Something that seems to be bothering a lot of critics but I found refreshing was the use of several montages in the film. These covered Arthur growing up, Arthur making a journey through the fairy-world for knowledge, and of course a few battle preparation scenes. One could argue these are important scenes, but I think Ritchie realized these are parts of the story everyone has been subjected to ever since stories were first invented. They were parts we all knew what they were for, were all familiar with the images, and knew the ending even before that part of the story began. And given that they were parts that could easily make the movie get very draggy he decided the better call was just to montage them and move the film to the parts that don’t follow a strict formula. For me the most unforgivable part was that this film was still using shaky-cam action sequences. In a post-John Wick world this is simply not acceptable.
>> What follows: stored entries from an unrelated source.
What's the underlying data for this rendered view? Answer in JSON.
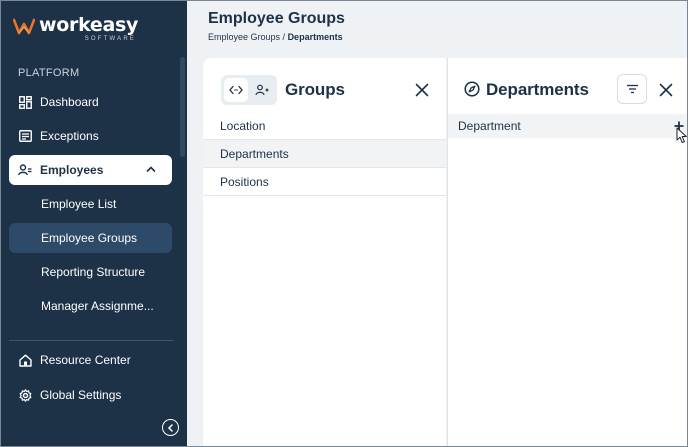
{
  "brand": {
    "name": "workeasy",
    "tagline": "SOFTWARE",
    "accent": "#e8742a"
  },
  "sidebar": {
    "section": "PLATFORM",
    "items": [
      {
        "label": "Dashboard",
        "icon": "dashboard-icon"
      },
      {
        "label": "Exceptions",
        "icon": "exceptions-icon"
      },
      {
        "label": "Employees",
        "icon": "employees-icon",
        "expanded": true
      }
    ],
    "sub_items": [
      {
        "label": "Employee List"
      },
      {
        "label": "Employee Groups",
        "selected": true
      },
      {
        "label": "Reporting Structure"
      },
      {
        "label": "Manager Assignme..."
      }
    ],
    "bottom_items": [
      {
        "label": "Resource Center",
        "icon": "home-icon"
      },
      {
        "label": "Global Settings",
        "icon": "gear-icon"
      }
    ]
  },
  "header": {
    "title": "Employee Groups",
    "breadcrumb_parent": "Employee Groups",
    "breadcrumb_sep": " / ",
    "breadcrumb_current": "Departments"
  },
  "groups_panel": {
    "title": "Groups",
    "rows": [
      "Location",
      "Departments",
      "Positions"
    ],
    "selected_index": 1
  },
  "departments_panel": {
    "title": "Departments",
    "column_header": "Department"
  },
  "colors": {
    "sidebar_bg": "#1d3147",
    "selected_sub": "#2d4a68",
    "text_dark": "#1d3147"
  }
}
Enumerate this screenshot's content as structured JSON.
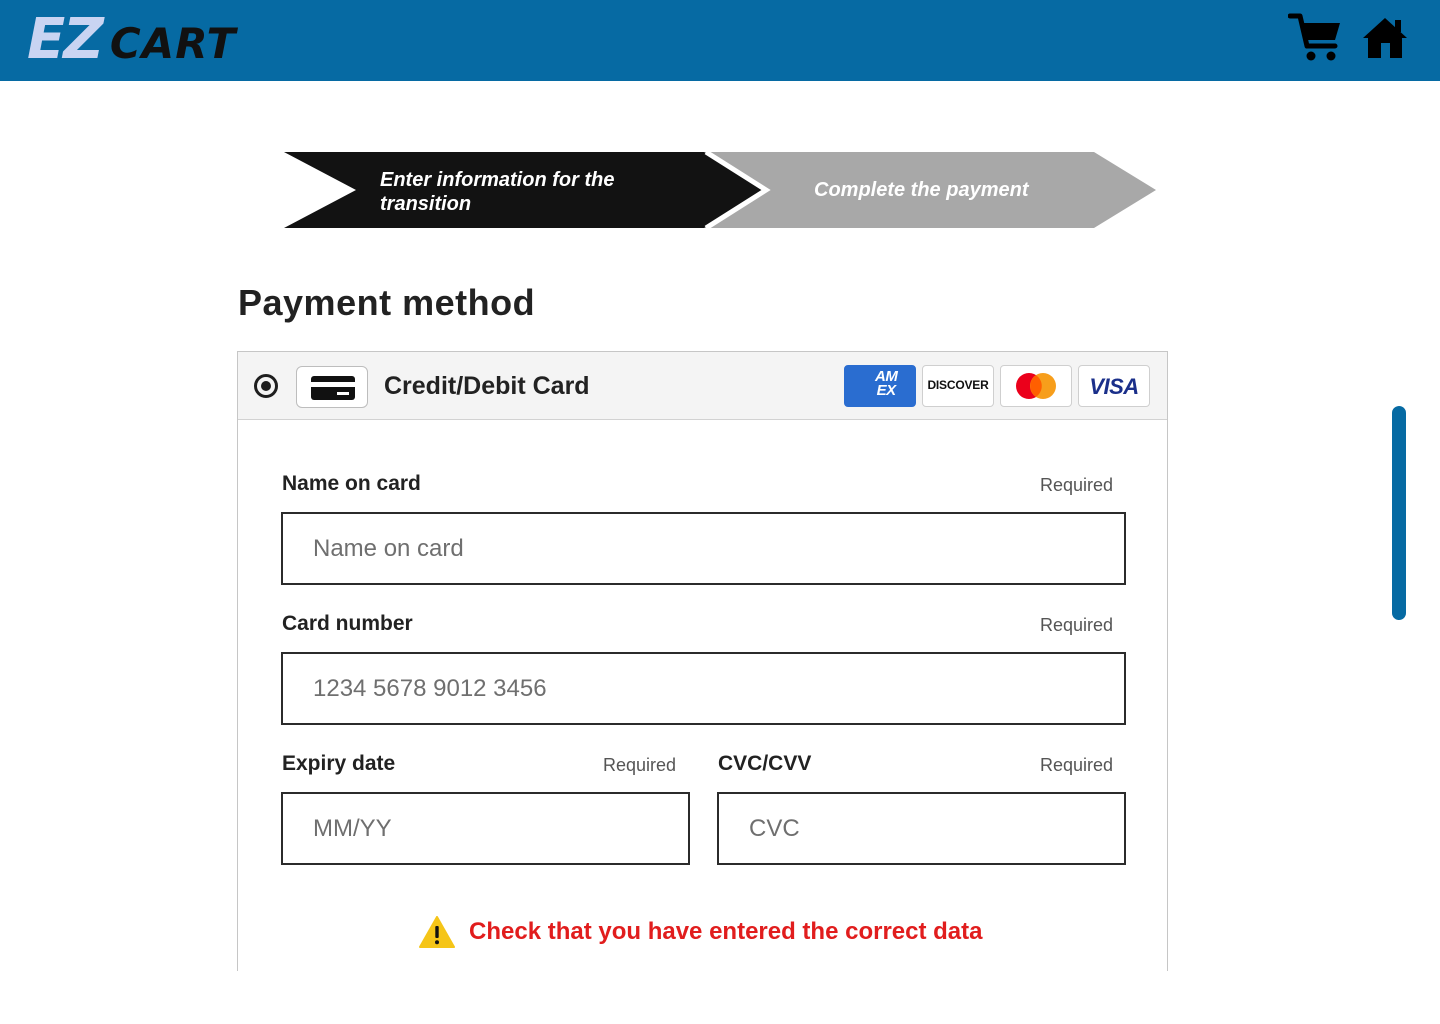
{
  "colors": {
    "brand": "#066aa3",
    "warning": "#e11d1d",
    "step_active": "#111111",
    "step_inactive": "#a8a8a8"
  },
  "header": {
    "logo_ez": "EZ",
    "logo_cart": "CART",
    "icons": [
      "cart-icon",
      "home-icon"
    ]
  },
  "stepper": {
    "steps": [
      {
        "label": "Enter information for the transition",
        "state": "active"
      },
      {
        "label": "Complete the payment",
        "state": "inactive"
      }
    ]
  },
  "page": {
    "title": "Payment method"
  },
  "payment_method": {
    "selected": true,
    "label": "Credit/Debit Card",
    "brands": [
      {
        "name": "amex",
        "text": "AM EX"
      },
      {
        "name": "discover",
        "text": "DISCOVER"
      },
      {
        "name": "mastercard",
        "text": ""
      },
      {
        "name": "visa",
        "text": "VISA"
      }
    ]
  },
  "form": {
    "name": {
      "label": "Name on card",
      "required": "Required",
      "placeholder": "Name on card",
      "value": ""
    },
    "card_number": {
      "label": "Card number",
      "required": "Required",
      "placeholder": "1234 5678 9012 3456",
      "value": ""
    },
    "expiry": {
      "label": "Expiry date",
      "required": "Required",
      "placeholder": "MM/YY",
      "value": ""
    },
    "cvc": {
      "label": "CVC/CVV",
      "required": "Required",
      "placeholder": "CVC",
      "value": ""
    }
  },
  "warning": {
    "icon": "warning-icon",
    "text": "Check that you have entered the correct data"
  }
}
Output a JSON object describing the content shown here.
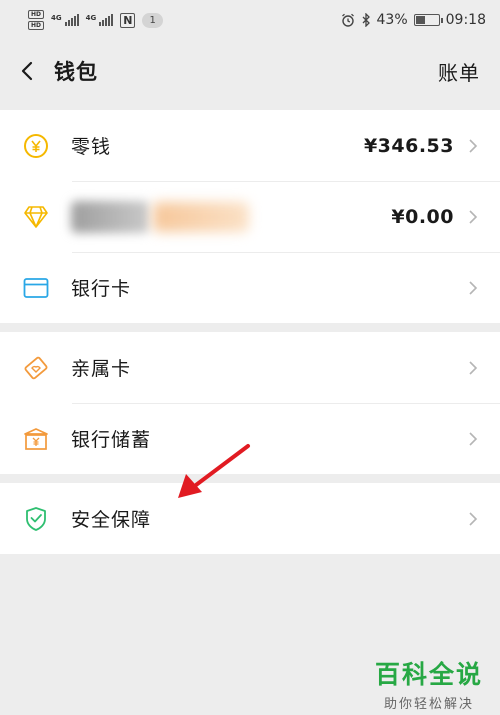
{
  "status_bar": {
    "network_left_1": "4G",
    "network_left_2": "4G",
    "nfc": "N",
    "notification_count": "1",
    "battery": "43%",
    "time": "09:18"
  },
  "nav": {
    "title": "钱包",
    "action": "账单"
  },
  "groups": [
    {
      "rows": [
        {
          "label": "零钱",
          "value": "¥346.53",
          "icon": "coin-icon"
        },
        {
          "label": "",
          "value": "¥0.00",
          "icon": "diamond-icon",
          "blurred": true
        },
        {
          "label": "银行卡",
          "value": "",
          "icon": "bank-card-icon"
        }
      ]
    },
    {
      "rows": [
        {
          "label": "亲属卡",
          "value": "",
          "icon": "family-card-icon"
        },
        {
          "label": "银行储蓄",
          "value": "",
          "icon": "bank-savings-icon"
        }
      ]
    },
    {
      "rows": [
        {
          "label": "安全保障",
          "value": "",
          "icon": "shield-icon"
        }
      ]
    }
  ],
  "watermark": {
    "title": "百科全说",
    "subtitle": "助你轻松解决"
  },
  "colors": {
    "accent_yellow": "#f5b800",
    "accent_blue": "#2aa7e6",
    "accent_orange": "#f39a3c",
    "accent_green": "#2fbf71",
    "arrow_red": "#e11b22"
  }
}
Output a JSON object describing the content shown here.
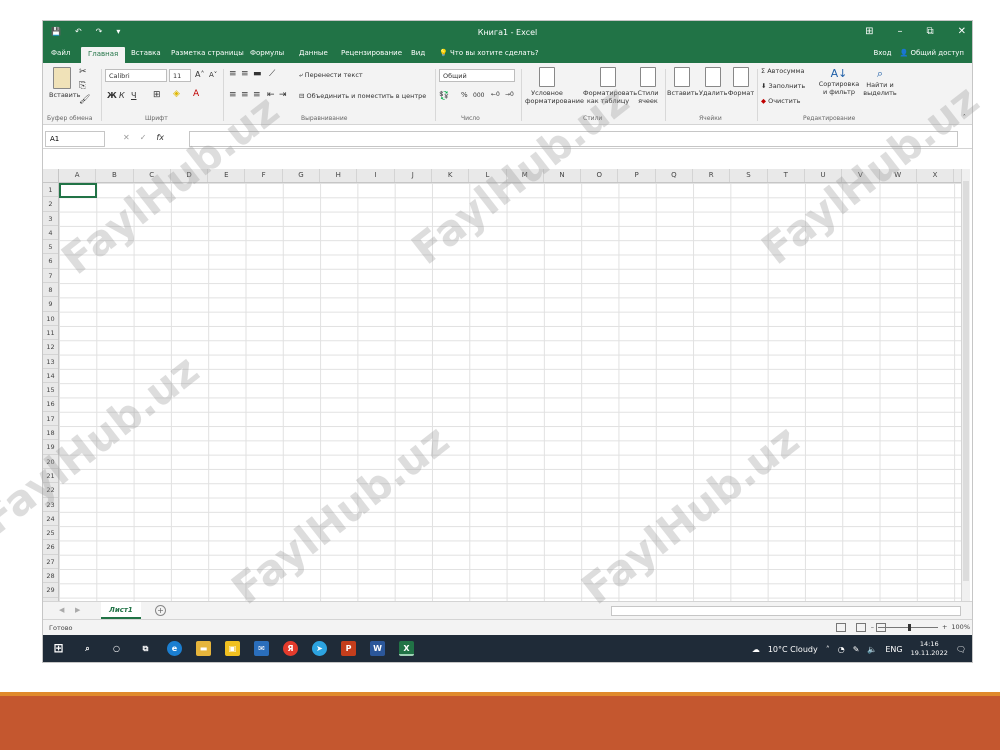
{
  "window": {
    "title": "Книга1 - Excel",
    "controls": [
      "⊞",
      "–",
      "⧉",
      "✕"
    ]
  },
  "tabs": {
    "items": [
      "Файл",
      "Главная",
      "Вставка",
      "Разметка страницы",
      "Формулы",
      "Данные",
      "Рецензирование",
      "Вид"
    ],
    "active": "Главная",
    "search_placeholder": "Что вы хотите сделать?",
    "signin": "Вход",
    "share": "Общий доступ"
  },
  "ribbon": {
    "paste_label": "Вставить",
    "font_name": "Calibri",
    "font_size": "11",
    "bold": "Ж",
    "italic": "К",
    "underline": "Ч",
    "wrap_text": "Перенести текст",
    "merge_center": "Объединить и поместить в центре",
    "number_format": "Общий",
    "percent": "%",
    "thousands": "000",
    "conditional_1": "Условное",
    "conditional_2": "форматирование",
    "format_table_1": "Форматировать",
    "format_table_2": "как таблицу",
    "cell_styles_1": "Стили",
    "cell_styles_2": "ячеек",
    "insert": "Вставить",
    "delete": "Удалить",
    "format": "Формат",
    "autosum": "Автосумма",
    "fill": "Заполнить",
    "clear": "Очистить",
    "sort_1": "Сортировка",
    "sort_2": "и фильтр",
    "find_1": "Найти и",
    "find_2": "выделить",
    "groups": {
      "clipboard": "Буфер обмена",
      "font": "Шрифт",
      "alignment": "Выравнивание",
      "number": "Число",
      "styles": "Стили",
      "cells": "Ячейки",
      "editing": "Редактирование"
    }
  },
  "formula_bar": {
    "name_box": "A1",
    "fx": "fx",
    "value": ""
  },
  "grid": {
    "columns": [
      "A",
      "B",
      "C",
      "D",
      "E",
      "F",
      "G",
      "H",
      "I",
      "J",
      "K",
      "L",
      "M",
      "N",
      "O",
      "P",
      "Q",
      "R",
      "S",
      "T",
      "U",
      "V",
      "W",
      "X"
    ],
    "rows": [
      "1",
      "2",
      "3",
      "4",
      "5",
      "6",
      "7",
      "8",
      "9",
      "10",
      "11",
      "12",
      "13",
      "14",
      "15",
      "16",
      "17",
      "18",
      "19",
      "20",
      "21",
      "22",
      "23",
      "24",
      "25",
      "26",
      "27",
      "28",
      "29",
      "30"
    ],
    "active_cell": "A1"
  },
  "sheets": {
    "tabs": [
      "Лист1"
    ],
    "add": "+"
  },
  "status": {
    "text": "Готово",
    "zoom": "100%"
  },
  "taskbar": {
    "weather": "10°C Cloudy",
    "lang": "ENG",
    "time": "14:16",
    "date": "19.11.2022"
  },
  "watermark": "FaylHub.uz",
  "colors": {
    "excel_green": "#217346",
    "taskbar": "#1f2b38",
    "band": "#c4572f",
    "band_stripe": "#e08a2c"
  }
}
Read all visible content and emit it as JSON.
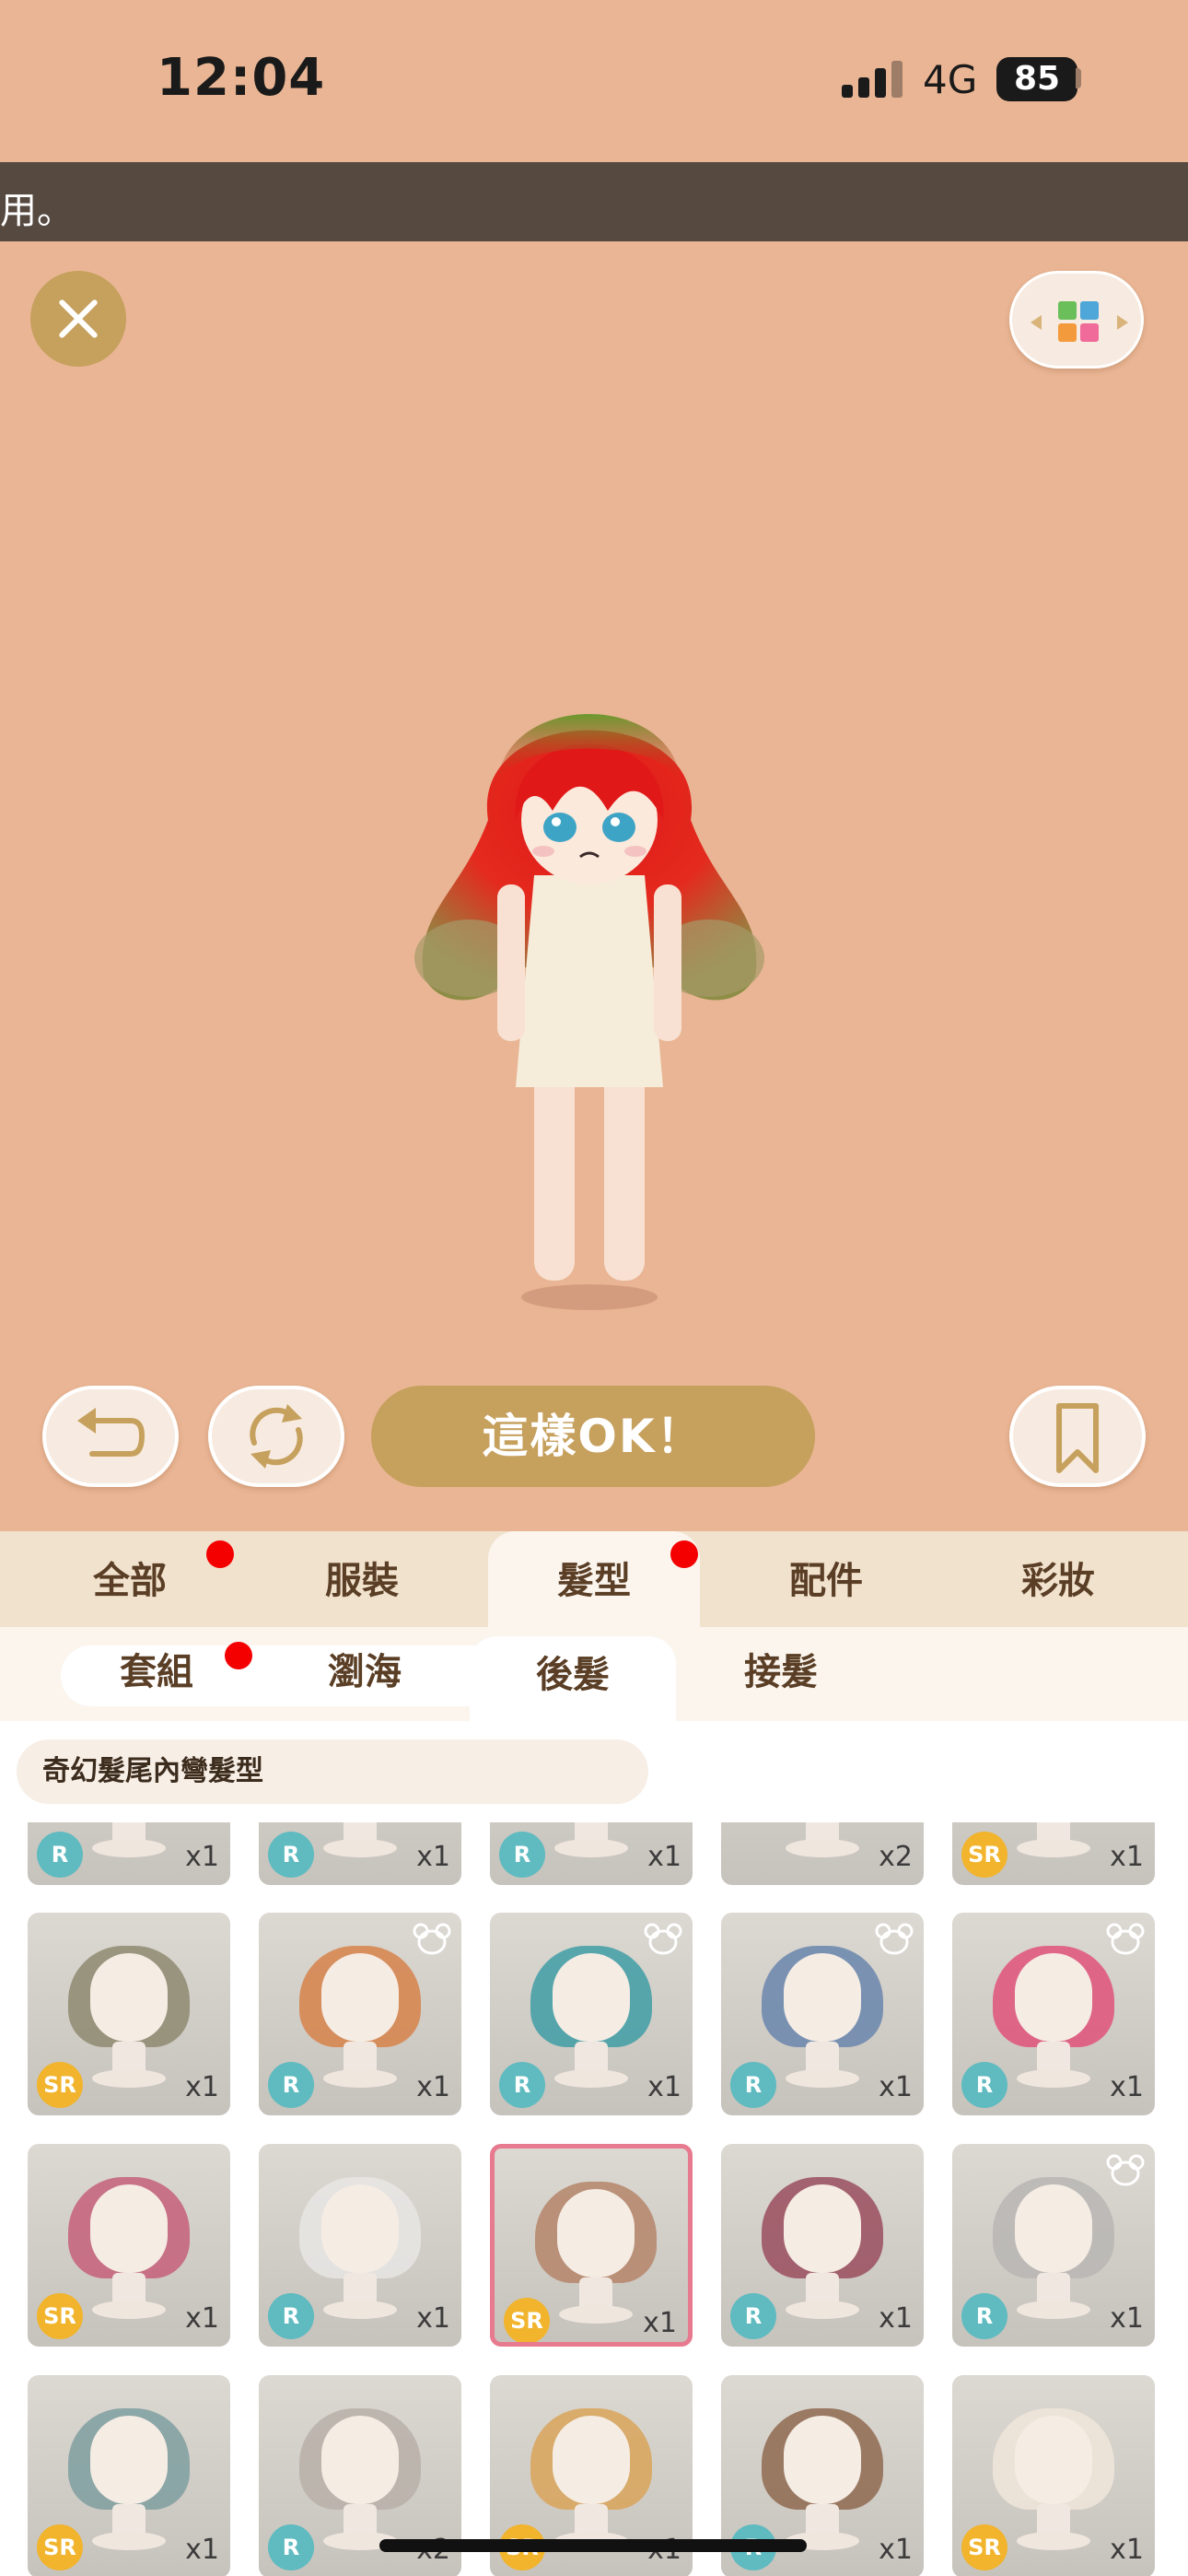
{
  "status_bar": {
    "time": "12:04",
    "network": "4G",
    "battery": "85"
  },
  "banner": {
    "text": "用。"
  },
  "stage": {
    "ok_label": "這樣OK！"
  },
  "category_tabs": [
    {
      "label": "全部",
      "badge": true
    },
    {
      "label": "服裝",
      "badge": false
    },
    {
      "label": "髮型",
      "badge": true,
      "active": true
    },
    {
      "label": "配件",
      "badge": false
    },
    {
      "label": "彩妝",
      "badge": false
    }
  ],
  "sub_tabs": [
    {
      "label": "套組",
      "badge": true
    },
    {
      "label": "瀏海",
      "badge": false
    },
    {
      "label": "後髮",
      "badge": false,
      "active": true
    },
    {
      "label": "接髮",
      "badge": false
    }
  ],
  "selected_item_name": "奇幻髮尾內彎髮型",
  "items": [
    {
      "rarity": "R",
      "count": "x1",
      "bear": false,
      "hair": "#3a3230"
    },
    {
      "rarity": "R",
      "count": "x1",
      "bear": false,
      "hair": "#5b7fa8"
    },
    {
      "rarity": "R",
      "count": "x1",
      "bear": false,
      "hair": "#d8d0c8"
    },
    {
      "rarity": "",
      "count": "x2",
      "bear": false,
      "hair": "#8a7a6a"
    },
    {
      "rarity": "SR",
      "count": "x1",
      "bear": false,
      "hair": "#ede5d8"
    },
    {
      "rarity": "SR",
      "count": "x1",
      "bear": false,
      "hair": "#8e8a70"
    },
    {
      "rarity": "R",
      "count": "x1",
      "bear": true,
      "hair": "#d7834a"
    },
    {
      "rarity": "R",
      "count": "x1",
      "bear": true,
      "hair": "#3f9ea6"
    },
    {
      "rarity": "R",
      "count": "x1",
      "bear": true,
      "hair": "#6a86ad"
    },
    {
      "rarity": "R",
      "count": "x1",
      "bear": true,
      "hair": "#e0527a"
    },
    {
      "rarity": "SR",
      "count": "x1",
      "bear": false,
      "hair": "#c5607a"
    },
    {
      "rarity": "R",
      "count": "x1",
      "bear": false,
      "hair": "#e8e6e4"
    },
    {
      "rarity": "SR",
      "count": "x1",
      "bear": false,
      "hair": "#b5856a",
      "selected": true
    },
    {
      "rarity": "R",
      "count": "x1",
      "bear": false,
      "hair": "#9a4e5e"
    },
    {
      "rarity": "R",
      "count": "x1",
      "bear": true,
      "hair": "#b9b6b4"
    },
    {
      "rarity": "SR",
      "count": "x1",
      "bear": false,
      "hair": "#7f9fa0"
    },
    {
      "rarity": "R",
      "count": "x2",
      "bear": false,
      "hair": "#b8b0a8"
    },
    {
      "rarity": "SR",
      "count": "x1",
      "bear": false,
      "hair": "#d9a45a"
    },
    {
      "rarity": "R",
      "count": "x1",
      "bear": false,
      "hair": "#8f6a50"
    },
    {
      "rarity": "SR",
      "count": "x1",
      "bear": false,
      "hair": "#f0e6da"
    }
  ],
  "colors": {
    "background": "#e9b594",
    "accent_gold": "#c6a05d",
    "banner": "#564940",
    "selected_border": "#e77a8e",
    "badge": "#f40000"
  }
}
And this is a real problem for Ritchie. It’s what made the last third of Man from U.N.C.L.E. the weakest part of the film, it’s what makes the majority of the second Sherlock movie unbearable, and it really has become the bane of too many movies. When no one was willing to do more than shaky cam for action scenes it’s forgivable, but we’re past that now. Every director needs to learn how to direct a real action sequence.I think Hollywood also just needs to realize that while Guy Ritchie is a great director, he’s more suited for smaller crime-dramas where the quick wit and deep thought matter, than these huge block-busters. For whatever reason there is Ritchie, even when he makes a great movie, doesn’t seem to get that magic formula that translates to huge box office numbers. M. Night Shyamalan has the same problem. Stick with the smaller pieces and you’ll do much better. Overall I would say you should go see this, but if witty repartee isn’t your thing you’re not going to enjoy this.